On a recent visit to Chicago, I was fortunate to see a retrospective of the works of Roy Lichtenstein at the Art Institute. Lichtenstein is a key figure in the Pop Art movement, and his work engenders reactions ranging from enthusiastic applause to utter detest. Perhaps most interesting to me were the facial features in some of his mid-career work (famous for looking like excerpts or stills of comic books or B-movies). The method of Pop Art is essentially incorporation of mundane things into a highly conceptualize or altogether different context. As such, Lichtenstein’s figures – his faces – were drawn quite literally from the popular media of the day (the 1950’s to 1960’s, mostly). This collection was a fascinating exploration of “what qualifies as art”. And the faces! Women with small, up-turned noses and big wide-open eyes.
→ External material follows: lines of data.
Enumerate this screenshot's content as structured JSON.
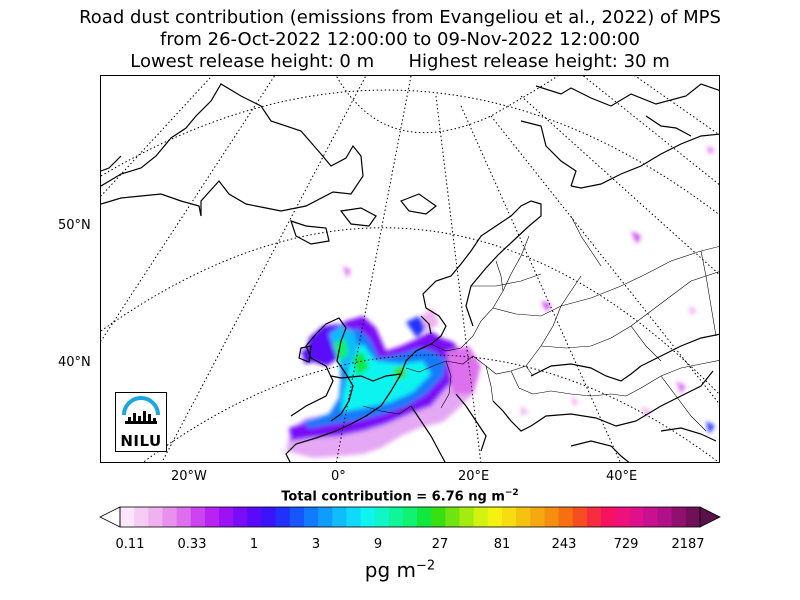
{
  "title": {
    "line1": "Road dust contribution (emissions from Evangeliou et al., 2022) of MPS",
    "line2": "from 26-Oct-2022 12:00:00 to 09-Nov-2022 12:00:00",
    "line3": "Lowest release height: 0 m      Highest release height: 30 m"
  },
  "map": {
    "lat_labels": [
      "50°N",
      "40°N"
    ],
    "lon_labels": [
      "20°W",
      "0°",
      "20°E",
      "40°E"
    ],
    "logo": "NILU"
  },
  "total": {
    "prefix": "Total contribution = 6.76 ng m",
    "exp": "−2"
  },
  "colorbar": {
    "ticks": [
      "0.11",
      "0.33",
      "1",
      "3",
      "9",
      "27",
      "81",
      "243",
      "729",
      "2187"
    ],
    "unit_base": "pg m",
    "unit_exp": "−2",
    "colors": [
      "#fbe6fb",
      "#f5ccf5",
      "#efb2ef",
      "#e890ee",
      "#dd6fee",
      "#cc44f0",
      "#b822f3",
      "#9b12f6",
      "#7a0cf8",
      "#5a0afa",
      "#3a14fc",
      "#2230fc",
      "#1656fc",
      "#127afc",
      "#109cfc",
      "#10bcfc",
      "#10dafc",
      "#10f4f0",
      "#10f6c8",
      "#10f49a",
      "#10f270",
      "#10e840",
      "#38e010",
      "#70e410",
      "#a4ec10",
      "#d4f210",
      "#f4f210",
      "#f6dc10",
      "#f6c210",
      "#f6a810",
      "#f68e10",
      "#f67010",
      "#f64e20",
      "#f62c40",
      "#f61260",
      "#f0107c",
      "#e0108c",
      "#c81090",
      "#b01088",
      "#901070",
      "#701058"
    ]
  }
}
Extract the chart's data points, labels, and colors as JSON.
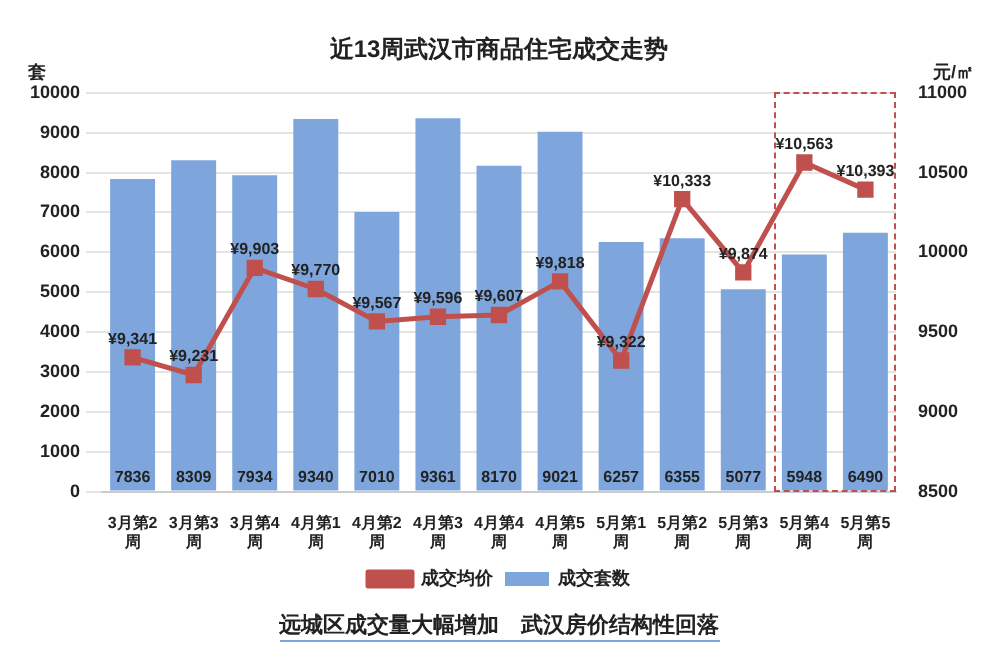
{
  "chart_data": {
    "type": "bar",
    "title": "近13周武汉市商品住宅成交走势",
    "ylabel": "套",
    "y2label": "元/㎡",
    "categories": [
      "3月第2周",
      "3月第3周",
      "3月第4周",
      "4月第1周",
      "4月第2周",
      "4月第3周",
      "4月第4周",
      "4月第5周",
      "5月第1周",
      "5月第2周",
      "5月第3周",
      "5月第4周",
      "5月第5周"
    ],
    "series": [
      {
        "name": "成交套数",
        "color": "#7ea6dc",
        "values": [
          7836,
          8309,
          7934,
          9340,
          7010,
          9361,
          8170,
          9021,
          6257,
          6355,
          5077,
          5948,
          6490
        ],
        "value_labels": [
          "7836",
          "8309",
          "7934",
          "9340",
          "7010",
          "9361",
          "8170",
          "9021",
          "6257",
          "6355",
          "5077",
          "5948",
          "6490"
        ]
      },
      {
        "name": "成交均价",
        "type": "line",
        "axis": "y2",
        "color": "#c0504d",
        "marker": "square",
        "values": [
          9341,
          9231,
          9903,
          9770,
          9567,
          9596,
          9607,
          9818,
          9322,
          10333,
          9874,
          10563,
          10393
        ],
        "value_labels": [
          "¥9,341",
          "¥9,231",
          "¥9,903",
          "¥9,770",
          "¥9,567",
          "¥9,596",
          "¥9,607",
          "¥9,818",
          "¥9,322",
          "¥10,333",
          "¥9,874",
          "¥10,563",
          "¥10,393"
        ]
      }
    ],
    "ylim": [
      0,
      10000
    ],
    "yticks": [
      0,
      1000,
      2000,
      3000,
      4000,
      5000,
      6000,
      7000,
      8000,
      9000,
      10000
    ],
    "y2lim": [
      8500,
      11000
    ],
    "y2ticks": [
      8500,
      9000,
      9500,
      10000,
      10500,
      11000
    ],
    "grid": "y",
    "legend": "bottom",
    "annotations": [
      "远城区成交量大幅增加　武汉房价结构性回落"
    ]
  }
}
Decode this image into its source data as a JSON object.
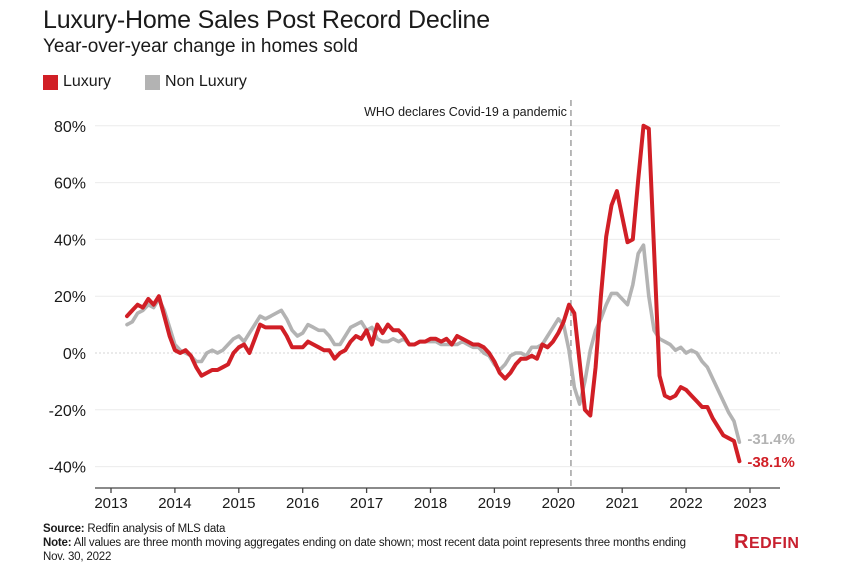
{
  "header": {
    "title": "Luxury-Home Sales Post Record Decline",
    "subtitle": "Year-over-year change in homes sold"
  },
  "legend": [
    {
      "label": "Luxury",
      "color": "#d11f26"
    },
    {
      "label": "Non Luxury",
      "color": "#b3b3b3"
    }
  ],
  "annotation": {
    "label": "WHO declares Covid-19 a pandemic",
    "date": "2020-03"
  },
  "footer": {
    "source_label": "Source:",
    "source_text": " Redfin analysis of MLS data",
    "note_label": "Note:",
    "note_text": " All values are three month moving aggregates ending on date shown; most recent data point represents three months ending Nov. 30, 2022"
  },
  "logo": {
    "text_first": "R",
    "text_rest": "EDFIN",
    "color": "#c8202f"
  },
  "chart_data": {
    "type": "line",
    "title": "Luxury-Home Sales Post Record Decline",
    "subtitle": "Year-over-year change in homes sold",
    "xlabel": "",
    "ylabel": "",
    "x_start": "2013-04",
    "x_frequency": "monthly",
    "x_ticks": [
      "2013",
      "2014",
      "2015",
      "2016",
      "2017",
      "2018",
      "2019",
      "2020",
      "2021",
      "2022",
      "2023"
    ],
    "y_ticks": [
      "80%",
      "60%",
      "40%",
      "20%",
      "0%",
      "-20%",
      "-40%"
    ],
    "y_tick_values": [
      80,
      60,
      40,
      20,
      0,
      -20,
      -40
    ],
    "xlim": [
      "2012-11",
      "2023-08"
    ],
    "ylim": [
      -45,
      86
    ],
    "grid": true,
    "legend_position": "top-left",
    "series": [
      {
        "name": "Luxury",
        "color": "#d11f26",
        "end_label": "-38.1%",
        "values": [
          13,
          15,
          17,
          16,
          19,
          17,
          20,
          13,
          6,
          1,
          0,
          1,
          -1,
          -5,
          -8,
          -7,
          -6,
          -6,
          -5,
          -4,
          0,
          2,
          3,
          0,
          5,
          10,
          9,
          9,
          9,
          9,
          6,
          2,
          2,
          2,
          4,
          3,
          2,
          1,
          1,
          -2,
          0,
          1,
          4,
          6,
          5,
          8,
          3,
          10,
          7,
          10,
          8,
          8,
          6,
          3,
          3,
          4,
          4,
          5,
          5,
          4,
          5,
          3,
          6,
          5,
          4,
          3,
          3,
          2,
          0,
          -3,
          -7,
          -9,
          -7,
          -4,
          -2,
          -2,
          -1,
          -2,
          3,
          2,
          4,
          7,
          11,
          17,
          14,
          -3,
          -20,
          -22,
          -5,
          20,
          41,
          52,
          57,
          48,
          39,
          40,
          61,
          80,
          79,
          36,
          -8,
          -15,
          -16,
          -15,
          -12,
          -13,
          -15,
          -17,
          -19,
          -19,
          -23,
          -26,
          -29,
          -30,
          -31,
          -38.1
        ]
      },
      {
        "name": "Non Luxury",
        "color": "#b3b3b3",
        "end_label": "-31.4%",
        "values": [
          10,
          11,
          14,
          15,
          17,
          16,
          19,
          15,
          9,
          3,
          1,
          0,
          -1,
          -3,
          -3,
          0,
          1,
          0,
          1,
          3,
          5,
          6,
          4,
          7,
          10,
          13,
          12,
          13,
          14,
          15,
          12,
          8,
          6,
          7,
          10,
          9,
          8,
          8,
          6,
          3,
          3,
          6,
          9,
          10,
          11,
          8,
          9,
          5,
          4,
          4,
          5,
          4,
          5,
          3,
          3,
          4,
          4,
          4,
          4,
          3,
          3,
          3,
          3,
          4,
          3,
          2,
          2,
          0,
          -1,
          -4,
          -6,
          -4,
          -1,
          0,
          0,
          -1,
          2,
          2,
          3,
          6,
          9,
          12,
          10,
          1,
          -12,
          -18,
          -10,
          1,
          8,
          12,
          17,
          21,
          21,
          19,
          17,
          24,
          35,
          38,
          20,
          8,
          5,
          4,
          3,
          1,
          2,
          0,
          1,
          0,
          -3,
          -5,
          -9,
          -13,
          -17,
          -21,
          -24,
          -31.4
        ]
      }
    ]
  }
}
Men with strong, square jaws, thick eyebrows… and stern looks.
It is interesting how stereotypical or ideal female and male forms can be captured as single black line silhouettes. This may be obvious to any comic book enthusiast, but in the world of “fine art” it is quite unique. Equally interesting is how some of the aesthetic ideals of female beauty have changed over the past 50 years – in some cases, multiple times. Nose size, nasal tip contour and rotation, eyebrow position and thickness, lip fullness, etc., etc. For sure, there are some constants – a crisp contour between the chin and the neck, for example.
If you’re in Chicago before September 3, it’s definitely worth checking out. If not, there are some Lichtenstein pieces in the permanent collection at the SF MOMA (www.sfmoma.org). Who knows what will be “beautiful” in 2060!?